Kopf oder Zahl

Kennst du dieses Gefühl, wenn du eine Münze wirfst und darauf wartest, dass sie in deine Hand zurückfällt, damit du sie dir auf den Rücken der anderen Hand schlagen kannst und sie dir sagt, wofür du dich entscheiden sollst? Aber du hast die Münze lausig geworfen und du schaffst es nicht, sie wieder aufzufangen, und du must ihr dabei zusehen, wie sie zwischen deinen Füßen im Gully landet.

 

Diese Münze wird dir dein komplettes restliches Leben lang fehlen. Sie wird es sein, die du nicht hast, um sie in den Einkaufswagen zu stecken. Sie wird es sein, die du nicht hast, um dir ein letztes Bier zu kaufen. Ein letztes Bier, bevor du aus der Kneipe verschwindest, oder ein letztes Bier, bevor du zur Fremdenlegion gehst. Ja, genau, zur verdammten Fremdenlegion und dafür hast du dich selbst entschieden und nicht die Münze. Denn die liegt ja in dem verfluchten Gully und ist für nichts mehr zu gebrauchen, nicht einmal dafür, die Briefmarke zu bezahlen, damit du deiner Mutter endlich diesen Brief schicken kannst, den sie vermutlich ohnehin nicht lesen wird oder nicht verstehen, sie hat dich schließlich nie verstanden. Damals nicht, als du von zuhause weggegangen bist, aber auch schon vorher nicht, als du immer wieder versucht hast, sie vor ihrem Mann zu beschützen. Dem Mann, von dem sie wollte, dass du ihn Papa nennst, aber du kriegst es nicht über die Lippen, dieses Wort, das mehr ist, als er je für dich war, als er je für dich sein wollte. Und jetzt sitzt du hier und dir gegenüber sitzt der einzige Freund, den du je hattest und ihr müsst eine Entscheidung treffen, aber wieder fehlt dir diese verdammte Münze, so wie an jedem verdammten Tag seither.

Dein Freund sieht dich an und ihr wisst, es geht nicht anders. Unehrenhaft entlassen hat man ihn und noch immer fühlst du dich schuldig, auch wenn du nichts dagegen hättest tun können, aber schließlich hat er es auch für dich gemacht und für dein Land, das ihm wohl mehr bedeutet hat als dir selbst.

Ihr legt eure Briefe in die Mitte. Dein Brief an deine Mutter, von dem du weißt, dass sie ihn nicht lesen wird, aber darum geht es nicht, du musstest es aufschreiben, weil du es ihr nie sagen konntest und jetzt steht es geschrieben und es ist ihre Wahrheit und nicht mehr deine.

Dein Freund fängt an, seine Trommel zu leeren.

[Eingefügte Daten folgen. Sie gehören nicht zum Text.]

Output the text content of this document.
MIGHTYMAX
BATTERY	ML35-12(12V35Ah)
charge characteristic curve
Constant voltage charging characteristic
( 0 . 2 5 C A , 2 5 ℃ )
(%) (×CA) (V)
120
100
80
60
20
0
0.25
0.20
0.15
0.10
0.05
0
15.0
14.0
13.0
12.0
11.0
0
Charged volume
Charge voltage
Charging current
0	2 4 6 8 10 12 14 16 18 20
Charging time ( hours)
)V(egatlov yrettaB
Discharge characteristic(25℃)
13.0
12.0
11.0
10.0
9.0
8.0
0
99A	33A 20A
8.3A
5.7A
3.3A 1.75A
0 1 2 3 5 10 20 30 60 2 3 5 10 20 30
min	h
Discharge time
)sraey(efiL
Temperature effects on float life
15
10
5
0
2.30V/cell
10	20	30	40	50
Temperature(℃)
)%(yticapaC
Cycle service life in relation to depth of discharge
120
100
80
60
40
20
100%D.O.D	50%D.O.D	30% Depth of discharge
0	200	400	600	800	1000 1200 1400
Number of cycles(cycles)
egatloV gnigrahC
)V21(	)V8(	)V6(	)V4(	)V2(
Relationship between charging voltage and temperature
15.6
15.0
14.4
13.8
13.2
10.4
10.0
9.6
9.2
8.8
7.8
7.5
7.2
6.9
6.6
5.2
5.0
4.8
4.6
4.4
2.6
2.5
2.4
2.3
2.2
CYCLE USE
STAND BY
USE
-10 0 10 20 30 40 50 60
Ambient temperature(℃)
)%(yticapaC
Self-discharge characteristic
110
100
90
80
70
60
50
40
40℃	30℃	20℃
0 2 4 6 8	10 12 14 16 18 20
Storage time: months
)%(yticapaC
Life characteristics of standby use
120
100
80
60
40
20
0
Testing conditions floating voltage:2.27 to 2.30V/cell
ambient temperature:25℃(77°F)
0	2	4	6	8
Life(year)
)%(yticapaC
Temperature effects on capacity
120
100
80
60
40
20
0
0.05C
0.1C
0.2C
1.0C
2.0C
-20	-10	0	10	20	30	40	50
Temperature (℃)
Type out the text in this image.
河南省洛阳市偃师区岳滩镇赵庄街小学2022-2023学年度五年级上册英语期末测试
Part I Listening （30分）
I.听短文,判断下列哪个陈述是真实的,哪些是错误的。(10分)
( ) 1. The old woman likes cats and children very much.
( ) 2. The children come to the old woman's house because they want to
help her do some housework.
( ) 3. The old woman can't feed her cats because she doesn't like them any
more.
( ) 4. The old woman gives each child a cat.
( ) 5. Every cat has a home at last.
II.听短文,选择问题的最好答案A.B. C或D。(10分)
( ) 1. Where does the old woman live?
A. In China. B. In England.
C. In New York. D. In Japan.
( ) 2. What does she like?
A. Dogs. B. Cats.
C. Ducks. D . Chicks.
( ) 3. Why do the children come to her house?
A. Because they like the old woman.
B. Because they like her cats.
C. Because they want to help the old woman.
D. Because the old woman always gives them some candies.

Er vertraut dir, nach so vielen Jahren, obwohl ihr jetzt Feinde seid, offiziell, denn er ist nicht mehr bei der Legion. Unehrenhaft entlassen, was für ein Wahnsinn, dabei hat er mehr Ehre im Blut, als du je in deinem ganzen verkorksten Leben hattest. Du machst es ihm nach, leerst deinen Revolver Patrone für Patrone, bis nur noch eine übrig ist und du drehst die Trommel, schwungvoll und es klickt, als sie einrastet und du kannst es nicht wissen, aber es ist nur eine Patrone und du weißt, wo sie liegt.

Stein, Schere, Papier, damit macht ihr aus, wer beginnt. Man könnte meinen, es sei Zufall, wie eine Münze zu werfen, aber es gibt keine Zufälle im Leben und du weißt, bei dir ist eine Patrone im Lauf und du wählst Stein, denn du weißt, dass dein Freund Papier nimmt, er hat immer Papier genommen. Du siehst, dass seine Hand zittert, als er die Waffe hochhebt und du blickst auf die Briefe, du willst sein Gesicht nicht sehen und er macht es schnell und du hörst nur das Klicken und seine Erleichterung, als er die Waffe senkt.

Du bist an der Reihe und du hebst die Waffe. Du weißt, diese Kugel wird treffen und du denkst nur noch, am Ende ist es gut so. Und als du sie dir an die Stirn hältst, siehst du ihm nicht ins Gesicht, aber du spürst seinen entsetzten Blick und du hättest ihm gerne gesagt, dass es dir leidtut, das mit damals, aber du schweigst.

 

Das Einzige, was du gerne gewusst hättest, ist die Seite der Münze, die im Gully oben lag, damals, war es Kopf oder Zahl? Aber du hast sie nicht gesehen und sie konnte dir die Entscheidung nicht abnehmen. Und dann kannst du nichts mehr sehen, denn du hattest Recht.